When a gate rejects, that isn’t treated as a failure — it’s an instruction. The agent reads the specific reason and tries again inside the same session. Only a source that’s genuinely unusable ends production with a clear explanation instead of a result. The system also runs a handful of small background sweeps that repair gaps mechanically rather than requiring a person to notice them — re-segmenting sentences a course was missing, re-classifying an article whose subject field never got set, and similar cleanup. None of it is dramatic; all of it is the same instinct applied at smaller scale: don’t leave a silent gap, close it with a deterministic pass.

Verified against production reality

Every gate here is grounded in production reality, not theory: each targets a write path validated against real agents on real sources. The discipline is consistent — define exactly what a gate must guarantee, encode it as a deterministic check, and pin it with a test so the guarantee holds permanently. The same discipline governs how fixes ship.
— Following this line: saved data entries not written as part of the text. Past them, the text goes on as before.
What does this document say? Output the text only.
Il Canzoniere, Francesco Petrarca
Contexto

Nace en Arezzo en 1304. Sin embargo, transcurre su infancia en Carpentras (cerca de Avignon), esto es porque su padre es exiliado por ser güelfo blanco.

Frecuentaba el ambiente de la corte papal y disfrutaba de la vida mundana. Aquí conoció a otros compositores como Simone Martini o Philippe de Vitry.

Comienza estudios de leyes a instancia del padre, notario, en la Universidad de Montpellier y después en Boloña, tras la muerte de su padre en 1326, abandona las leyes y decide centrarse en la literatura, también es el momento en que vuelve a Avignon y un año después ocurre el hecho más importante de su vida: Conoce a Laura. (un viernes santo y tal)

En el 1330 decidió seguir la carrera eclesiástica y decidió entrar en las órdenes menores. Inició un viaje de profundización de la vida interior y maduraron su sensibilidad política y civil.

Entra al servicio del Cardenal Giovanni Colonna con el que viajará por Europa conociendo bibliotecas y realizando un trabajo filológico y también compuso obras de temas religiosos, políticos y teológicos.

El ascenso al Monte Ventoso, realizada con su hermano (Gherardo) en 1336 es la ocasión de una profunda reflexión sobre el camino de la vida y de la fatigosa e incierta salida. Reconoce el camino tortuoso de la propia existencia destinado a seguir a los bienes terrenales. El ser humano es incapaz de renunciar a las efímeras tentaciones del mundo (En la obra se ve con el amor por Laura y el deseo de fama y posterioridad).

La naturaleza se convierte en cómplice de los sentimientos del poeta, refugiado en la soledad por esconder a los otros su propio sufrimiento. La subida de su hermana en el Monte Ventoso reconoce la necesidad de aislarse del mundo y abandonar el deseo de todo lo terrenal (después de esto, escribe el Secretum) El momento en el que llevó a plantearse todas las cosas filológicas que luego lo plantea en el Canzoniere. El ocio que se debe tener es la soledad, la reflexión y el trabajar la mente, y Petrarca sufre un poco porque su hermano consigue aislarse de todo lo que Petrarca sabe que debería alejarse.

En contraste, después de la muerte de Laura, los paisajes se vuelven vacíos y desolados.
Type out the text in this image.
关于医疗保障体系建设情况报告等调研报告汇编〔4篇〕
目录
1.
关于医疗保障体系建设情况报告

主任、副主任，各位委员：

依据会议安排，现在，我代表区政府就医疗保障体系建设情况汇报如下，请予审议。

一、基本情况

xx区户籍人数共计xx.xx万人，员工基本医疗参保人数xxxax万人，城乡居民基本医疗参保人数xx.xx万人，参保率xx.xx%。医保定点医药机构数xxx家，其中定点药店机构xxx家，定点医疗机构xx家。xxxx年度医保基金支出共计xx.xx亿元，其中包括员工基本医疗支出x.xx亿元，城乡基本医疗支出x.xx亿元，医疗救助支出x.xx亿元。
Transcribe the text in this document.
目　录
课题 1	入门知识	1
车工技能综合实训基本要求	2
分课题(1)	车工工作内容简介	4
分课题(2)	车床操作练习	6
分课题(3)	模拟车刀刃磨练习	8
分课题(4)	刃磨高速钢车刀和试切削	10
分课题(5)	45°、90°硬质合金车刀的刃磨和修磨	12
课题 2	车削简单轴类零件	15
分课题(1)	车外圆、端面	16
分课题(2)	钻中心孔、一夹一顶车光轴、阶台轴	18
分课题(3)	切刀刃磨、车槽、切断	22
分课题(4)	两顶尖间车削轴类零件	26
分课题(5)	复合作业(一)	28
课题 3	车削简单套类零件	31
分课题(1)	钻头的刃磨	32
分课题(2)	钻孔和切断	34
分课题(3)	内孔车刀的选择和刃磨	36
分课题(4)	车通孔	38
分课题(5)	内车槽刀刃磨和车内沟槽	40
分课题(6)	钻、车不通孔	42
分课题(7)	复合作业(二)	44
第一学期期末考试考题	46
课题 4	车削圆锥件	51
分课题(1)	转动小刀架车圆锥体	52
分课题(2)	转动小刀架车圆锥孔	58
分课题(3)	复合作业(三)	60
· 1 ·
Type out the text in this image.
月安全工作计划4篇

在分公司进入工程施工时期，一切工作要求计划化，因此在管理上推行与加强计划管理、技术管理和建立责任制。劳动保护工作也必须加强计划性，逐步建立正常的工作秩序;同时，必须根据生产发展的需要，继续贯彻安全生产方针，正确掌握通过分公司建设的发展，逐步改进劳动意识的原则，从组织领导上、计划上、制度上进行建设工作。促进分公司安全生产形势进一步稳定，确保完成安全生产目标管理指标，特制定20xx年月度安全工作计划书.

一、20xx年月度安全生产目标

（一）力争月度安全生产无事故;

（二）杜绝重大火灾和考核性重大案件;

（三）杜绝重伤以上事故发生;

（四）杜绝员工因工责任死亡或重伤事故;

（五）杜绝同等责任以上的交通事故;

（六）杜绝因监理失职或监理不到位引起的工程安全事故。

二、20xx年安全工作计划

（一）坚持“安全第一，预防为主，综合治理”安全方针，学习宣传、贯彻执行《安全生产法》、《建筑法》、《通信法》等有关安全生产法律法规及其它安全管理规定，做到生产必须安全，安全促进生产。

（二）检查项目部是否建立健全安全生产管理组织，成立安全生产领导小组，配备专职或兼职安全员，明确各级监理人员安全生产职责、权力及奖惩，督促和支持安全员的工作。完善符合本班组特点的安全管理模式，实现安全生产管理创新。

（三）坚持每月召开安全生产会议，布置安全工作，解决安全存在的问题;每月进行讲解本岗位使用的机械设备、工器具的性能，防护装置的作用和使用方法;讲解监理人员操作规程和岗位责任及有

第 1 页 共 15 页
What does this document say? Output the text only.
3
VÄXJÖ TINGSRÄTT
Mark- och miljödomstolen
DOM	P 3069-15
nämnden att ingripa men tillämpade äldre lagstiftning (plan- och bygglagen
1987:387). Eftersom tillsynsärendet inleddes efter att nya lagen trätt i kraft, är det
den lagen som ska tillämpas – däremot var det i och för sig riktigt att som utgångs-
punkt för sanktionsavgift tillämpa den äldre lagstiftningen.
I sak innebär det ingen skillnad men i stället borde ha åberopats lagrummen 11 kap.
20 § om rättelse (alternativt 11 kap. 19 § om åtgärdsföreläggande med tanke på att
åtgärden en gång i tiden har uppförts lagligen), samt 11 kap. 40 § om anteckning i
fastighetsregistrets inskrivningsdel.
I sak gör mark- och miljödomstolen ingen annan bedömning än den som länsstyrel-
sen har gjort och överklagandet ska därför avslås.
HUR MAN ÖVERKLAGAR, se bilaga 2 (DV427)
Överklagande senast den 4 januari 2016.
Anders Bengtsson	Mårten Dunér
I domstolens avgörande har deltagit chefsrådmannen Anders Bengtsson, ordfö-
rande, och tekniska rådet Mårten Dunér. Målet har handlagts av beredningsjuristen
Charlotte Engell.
A change to the content line does not count as finished until it survives a real end-to-end run against the real model and real search, watched from dispatch to a saved, gate-passing artifact — first locally, then in production.

Why this page exists

A system that asks to be trusted should be able to say precisely what stands between a model’s output and a student’s screen. On this platform the answer is never “a well-written prompt.” It is a stack of small, deterministic checks, each independently verifiable — and that is the point.